I'm playing around with audio signal processing. For that purpose, I'm using a single channel wave file from here.
My first experiment was to look at the auto-correlation of the signal as done by the following code.
from scipy.io import wavfile
from scipy import signal
import numpy as np
sample_rate_a, data_a = wavfile.read('sounds/CantinaBand3.wav')
corr = signal.correlate(data_a, data_a)
lags = signal.correlation_lags(len(data_a), len(data_a))
corr = corr / np.max(corr)
lag = lags[np.argmax(corr)]
print(lag, np.max(corr))
Given that it is an auto-correlation, I would have expected to see a peak of 1.0 at lag 0 (since I normalize the correlation matrix).
However, the program outputs a peak of 1.0 at lag -36141. At lag 0, the correlation is -0.3526826588536898.
Currently, I do not have any explanation for this behavior. Is there an error in my calculation of the correlation or the lags?
When you read your wav file data_a
is an int16
array. The correlation will be calculated using int16
data type as well, this will cause a lot of overflow.
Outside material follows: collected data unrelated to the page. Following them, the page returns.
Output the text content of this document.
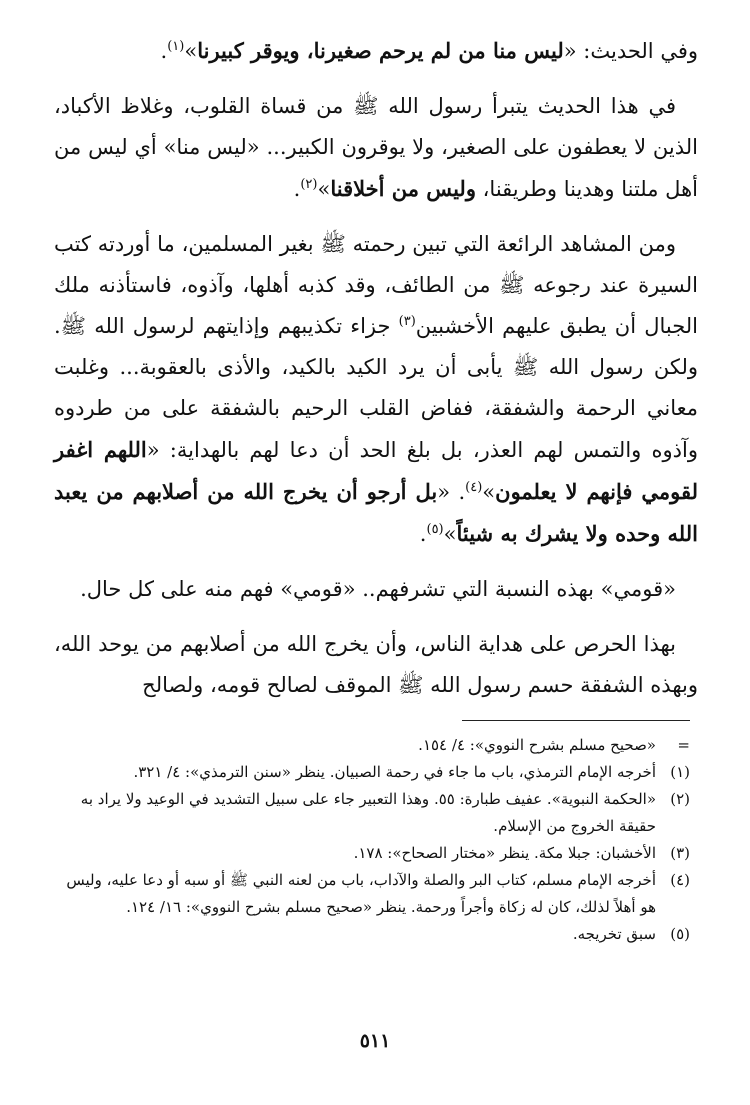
وفي الحديث: «ليس منا من لم يرحم صغيرنا، ويوقر كبيرنا»$^{(١)}$.

في هذا الحديث يتبرأ رسول الله ﷺ من قساة القلوب، وغلاظ الأكباد، الذين لا يعطفون على الصغير، ولا يوقرون الكبير... «ليس منا» أي ليس من أهل ملتنا وهدينا وطريقنا، وليس من أخلاقنا»$^{(٢)}$.

ومن المشاهد الرائعة التي تبين رحمته ﷺ بغير المسلمين، ما أوردته كتب السيرة عند رجوعه ﷺ من الطائف، وقد كذبه أهلها، وآذوه، فاستأذنه ملك الجبال أن يطبق عليهم الأخشبين$^{(٣)}$ جزاء تكذيبهم وإذايتهم لرسول الله ﷺ. ولكن رسول الله ﷺ يأبى أن يرد الكيد بالكيد، والأذى بالعقوبة... وغلبت معاني الرحمة والشفقة، ففاض القلب الرحيم بالشفقة على من طردوه وآذوه والتمس لهم العذر، بل بلغ الحد أن دعا لهم بالهداية: «اللهم اغفر لقومي فإنهم لا يعلمون»$^{(٤)}$. «بل أرجو أن يخرج الله من أصلابهم من يعبد الله وحده ولا يشرك به شيئاً»$^{(٥)}$.

«قومي» بهذه النسبة التي تشرفهم.. «قومي» فهم منه على كل حال.

بهذا الحرص على هداية الناس، وأن يخرج الله من أصلابهم من يوحد الله، وبهذه الشفقة حسم رسول الله ﷺ الموقف لصالح قومه، ولصالح

=
«صحيح مسلم بشرح النووي»: ٤/ ١٥٤.
(١)
أخرجه الإمام الترمذي، باب ما جاء في رحمة الصبيان. ينظر «سنن الترمذي»: ٤/ ٣٢١.
(٢)
«الحكمة النبوية». عفيف طبارة: ٥٥. وهذا التعبير جاء على سبيل التشديد في الوعيد ولا يراد به حقيقة الخروج من الإسلام.
(٣)
الأخشبان: جبلا مكة. ينظر «مختار الصحاح»: ١٧٨.
(٤)
أخرجه الإمام مسلم، كتاب البر والصلة والآداب، باب من لعنه النبي ﷺ أو سبه أو دعا عليه، وليس هو أهلاً لذلك، كان له زكاة وأجراً ورحمة. ينظر «صحيح مسلم بشرح النووي»: ١٦/ ١٢٤.
(٥)
سبق تخريجه.
٥١١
To get a meaningful result you can convert it to a floating point array.
from scipy.io import wavfile
from scipy import signal
import numpy as np
_, data_a = wavfile.read('./CantinaBand3.wav')
data_a = np.float32(data_a)
corr = signal.correlate(data_a, data_a)
lags = signal.correlation_lags(len(data_a), len(data_a))
corr = corr / np.max(corr)
lag = lags[np.argmax(corr)]
print(lag, np.max(corr))